The AKE cells are often clustered in the form of keratin bars. They may also contain ghost nuclei that can become more dispersed in the transition from proestrus to metestrus. The vaginal fluid is non viscous and transparent as the rats are transitioning into, fully transition into, and transition out of estrous.
As the rats transition into metestrus, look for all cell types, though there is often a higher amount of SNE and LNE cells compared to the LEUs. A greater amount of debris is observed during metestrus and the transitions due to the epithelial cell decay following estrous. During this stage, there is a lack of consistent arrangement as all cell types are seen and in various amounts.
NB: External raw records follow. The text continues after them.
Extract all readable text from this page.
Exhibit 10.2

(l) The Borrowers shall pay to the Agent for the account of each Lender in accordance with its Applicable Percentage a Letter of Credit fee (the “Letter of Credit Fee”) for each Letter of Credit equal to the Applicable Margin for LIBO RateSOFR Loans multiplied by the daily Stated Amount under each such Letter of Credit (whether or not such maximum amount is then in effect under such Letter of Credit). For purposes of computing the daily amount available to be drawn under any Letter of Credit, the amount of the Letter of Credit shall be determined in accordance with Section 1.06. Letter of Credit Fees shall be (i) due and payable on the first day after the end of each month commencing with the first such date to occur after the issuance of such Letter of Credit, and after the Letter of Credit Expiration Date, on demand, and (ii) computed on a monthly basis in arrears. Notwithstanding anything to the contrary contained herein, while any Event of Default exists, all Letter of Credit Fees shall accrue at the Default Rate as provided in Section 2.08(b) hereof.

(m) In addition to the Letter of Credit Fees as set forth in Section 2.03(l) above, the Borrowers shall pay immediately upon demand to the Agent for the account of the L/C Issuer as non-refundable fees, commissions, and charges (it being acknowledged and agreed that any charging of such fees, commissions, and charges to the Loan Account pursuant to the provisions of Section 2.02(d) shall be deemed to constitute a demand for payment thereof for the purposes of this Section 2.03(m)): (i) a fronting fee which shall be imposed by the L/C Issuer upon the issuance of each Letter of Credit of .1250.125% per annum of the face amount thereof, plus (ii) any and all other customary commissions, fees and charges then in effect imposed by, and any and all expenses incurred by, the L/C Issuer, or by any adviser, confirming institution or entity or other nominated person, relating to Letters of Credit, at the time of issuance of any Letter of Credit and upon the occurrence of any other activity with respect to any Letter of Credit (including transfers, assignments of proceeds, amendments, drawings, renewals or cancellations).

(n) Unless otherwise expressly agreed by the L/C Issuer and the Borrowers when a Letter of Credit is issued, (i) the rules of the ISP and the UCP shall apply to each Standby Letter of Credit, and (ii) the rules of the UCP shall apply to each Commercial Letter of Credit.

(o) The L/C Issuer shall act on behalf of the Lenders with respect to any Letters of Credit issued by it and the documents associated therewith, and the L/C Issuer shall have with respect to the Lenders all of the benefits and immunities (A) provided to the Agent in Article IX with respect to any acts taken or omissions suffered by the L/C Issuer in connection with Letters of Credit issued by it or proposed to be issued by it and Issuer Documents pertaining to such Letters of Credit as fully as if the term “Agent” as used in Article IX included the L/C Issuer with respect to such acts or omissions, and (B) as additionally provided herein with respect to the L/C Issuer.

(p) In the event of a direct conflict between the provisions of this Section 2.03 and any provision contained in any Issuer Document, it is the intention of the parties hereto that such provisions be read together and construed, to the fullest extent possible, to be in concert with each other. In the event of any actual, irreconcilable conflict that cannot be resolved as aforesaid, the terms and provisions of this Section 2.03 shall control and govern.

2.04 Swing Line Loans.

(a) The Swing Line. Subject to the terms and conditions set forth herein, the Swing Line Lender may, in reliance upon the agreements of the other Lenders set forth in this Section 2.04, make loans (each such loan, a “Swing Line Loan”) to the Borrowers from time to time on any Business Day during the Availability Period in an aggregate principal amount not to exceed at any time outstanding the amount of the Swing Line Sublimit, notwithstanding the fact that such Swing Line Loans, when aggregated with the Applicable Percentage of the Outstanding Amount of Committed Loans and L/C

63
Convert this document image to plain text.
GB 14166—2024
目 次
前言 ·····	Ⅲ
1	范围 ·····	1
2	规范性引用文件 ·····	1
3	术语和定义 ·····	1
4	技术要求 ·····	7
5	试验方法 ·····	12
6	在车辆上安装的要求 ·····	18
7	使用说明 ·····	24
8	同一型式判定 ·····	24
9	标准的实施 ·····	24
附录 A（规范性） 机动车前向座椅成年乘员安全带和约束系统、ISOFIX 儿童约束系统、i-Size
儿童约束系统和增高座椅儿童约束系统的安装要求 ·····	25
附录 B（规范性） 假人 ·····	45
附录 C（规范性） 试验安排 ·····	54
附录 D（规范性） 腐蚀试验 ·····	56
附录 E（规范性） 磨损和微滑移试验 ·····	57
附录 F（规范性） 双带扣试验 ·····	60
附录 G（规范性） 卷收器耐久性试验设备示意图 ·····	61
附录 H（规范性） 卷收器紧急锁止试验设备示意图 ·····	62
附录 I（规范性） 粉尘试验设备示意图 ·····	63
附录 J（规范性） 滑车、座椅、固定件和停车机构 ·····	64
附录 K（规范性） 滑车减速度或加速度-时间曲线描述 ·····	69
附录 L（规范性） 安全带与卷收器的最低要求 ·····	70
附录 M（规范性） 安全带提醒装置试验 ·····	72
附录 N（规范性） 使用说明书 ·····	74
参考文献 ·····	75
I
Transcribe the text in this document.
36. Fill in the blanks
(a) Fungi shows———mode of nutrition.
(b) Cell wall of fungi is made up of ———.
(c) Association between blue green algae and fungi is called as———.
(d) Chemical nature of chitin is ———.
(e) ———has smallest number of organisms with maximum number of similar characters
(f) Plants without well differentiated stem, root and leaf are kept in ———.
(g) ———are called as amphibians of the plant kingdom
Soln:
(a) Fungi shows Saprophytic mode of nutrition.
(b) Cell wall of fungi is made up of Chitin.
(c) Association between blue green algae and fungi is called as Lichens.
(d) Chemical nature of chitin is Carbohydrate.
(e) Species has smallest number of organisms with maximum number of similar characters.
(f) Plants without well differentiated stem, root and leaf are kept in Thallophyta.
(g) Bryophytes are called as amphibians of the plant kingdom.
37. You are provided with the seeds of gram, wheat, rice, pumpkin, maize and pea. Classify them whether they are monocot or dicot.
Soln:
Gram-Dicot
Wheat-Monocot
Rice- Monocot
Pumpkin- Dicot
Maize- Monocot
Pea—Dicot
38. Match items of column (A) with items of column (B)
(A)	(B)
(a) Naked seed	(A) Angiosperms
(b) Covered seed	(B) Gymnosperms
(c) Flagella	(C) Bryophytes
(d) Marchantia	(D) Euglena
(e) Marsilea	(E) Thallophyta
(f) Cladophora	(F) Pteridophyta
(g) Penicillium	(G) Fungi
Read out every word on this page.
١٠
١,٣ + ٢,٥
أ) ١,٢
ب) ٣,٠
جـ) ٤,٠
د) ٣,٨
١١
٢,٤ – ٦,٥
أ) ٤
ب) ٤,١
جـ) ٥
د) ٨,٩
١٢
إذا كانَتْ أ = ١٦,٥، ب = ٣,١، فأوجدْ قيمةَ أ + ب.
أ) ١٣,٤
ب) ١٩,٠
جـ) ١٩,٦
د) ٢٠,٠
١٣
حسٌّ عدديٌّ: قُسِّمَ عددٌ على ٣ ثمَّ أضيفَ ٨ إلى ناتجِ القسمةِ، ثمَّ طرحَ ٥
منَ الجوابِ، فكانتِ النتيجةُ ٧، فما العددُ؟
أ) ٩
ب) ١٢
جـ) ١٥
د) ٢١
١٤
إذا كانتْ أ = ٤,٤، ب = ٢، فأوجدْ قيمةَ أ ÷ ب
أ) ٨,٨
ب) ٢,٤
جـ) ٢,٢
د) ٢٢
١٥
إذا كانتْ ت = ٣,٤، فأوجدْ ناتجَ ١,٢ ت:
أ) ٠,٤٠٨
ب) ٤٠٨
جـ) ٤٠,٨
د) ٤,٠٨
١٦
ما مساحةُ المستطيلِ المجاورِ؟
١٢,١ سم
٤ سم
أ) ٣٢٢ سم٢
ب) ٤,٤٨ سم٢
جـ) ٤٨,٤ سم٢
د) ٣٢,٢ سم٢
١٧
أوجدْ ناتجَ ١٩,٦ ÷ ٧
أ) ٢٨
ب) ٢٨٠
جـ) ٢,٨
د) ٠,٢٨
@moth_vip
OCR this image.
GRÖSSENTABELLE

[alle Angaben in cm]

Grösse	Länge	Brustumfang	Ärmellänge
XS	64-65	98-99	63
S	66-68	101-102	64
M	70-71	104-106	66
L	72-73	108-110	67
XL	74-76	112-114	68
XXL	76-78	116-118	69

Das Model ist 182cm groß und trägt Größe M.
However, the leukocytes that are packed in proximity to the epithelial cells in the beginning stages may return to the clumped arrangement when transitioning into diestrus. The vaginal fluid appears non viscous and transparent in the stage. And changes to a more viscous and opaque appearance while moving into diestrus.
Within each stage, many variations can be seen, for example within the diestrus stage, both epithelial cells and leukocytes were observed. In the arrangements, clumped mucus strands, composed of leukocytes, and initial clumping of leukocytes, and a later random or even disbursement were also seen. When collecting the vaginal fluid sample, there were non-represented collections that warranted repeat lavages, which included the extraction of squamous cells from the vaginal canal wall due to improper syringe insertion.
A collection of solely debris, a cell count that was too low to categorize, and those that were out of focus. It is common to graph the stage progressions on bar graphs, which allows researchers to examine the overall cycle pattern and identify a-cyclisity. And the samples can then be analyzed by the cycle length and stage progression pattern.
Estrous cycle profiles can be created using a stacked bar graph, either tracking the stage progression per rat or per cohort. Where the categorizing components for each day are graphed either per day or per stage. The categorizing component data can also be organized numerically to create standardized ranges and collect statistics.
Practice the technique so it is minimally invasive and scan the microscope slide for representative samples to decrease selection bias. Overall, remember, there is no such thing as a normal cycle. Following this procedure, experimental variables could be introduced, such as exercise and behavioral paradigms.
This would allow research to establish baseline cycling of animals beforehand and to detect hormonal responses to specific interventions afterwards. This method allows researchers to explore the connection between sex steroid hormones and other bodily systems. An example of this is how cardiac receptors for sex steroid hormones relates to system functionality.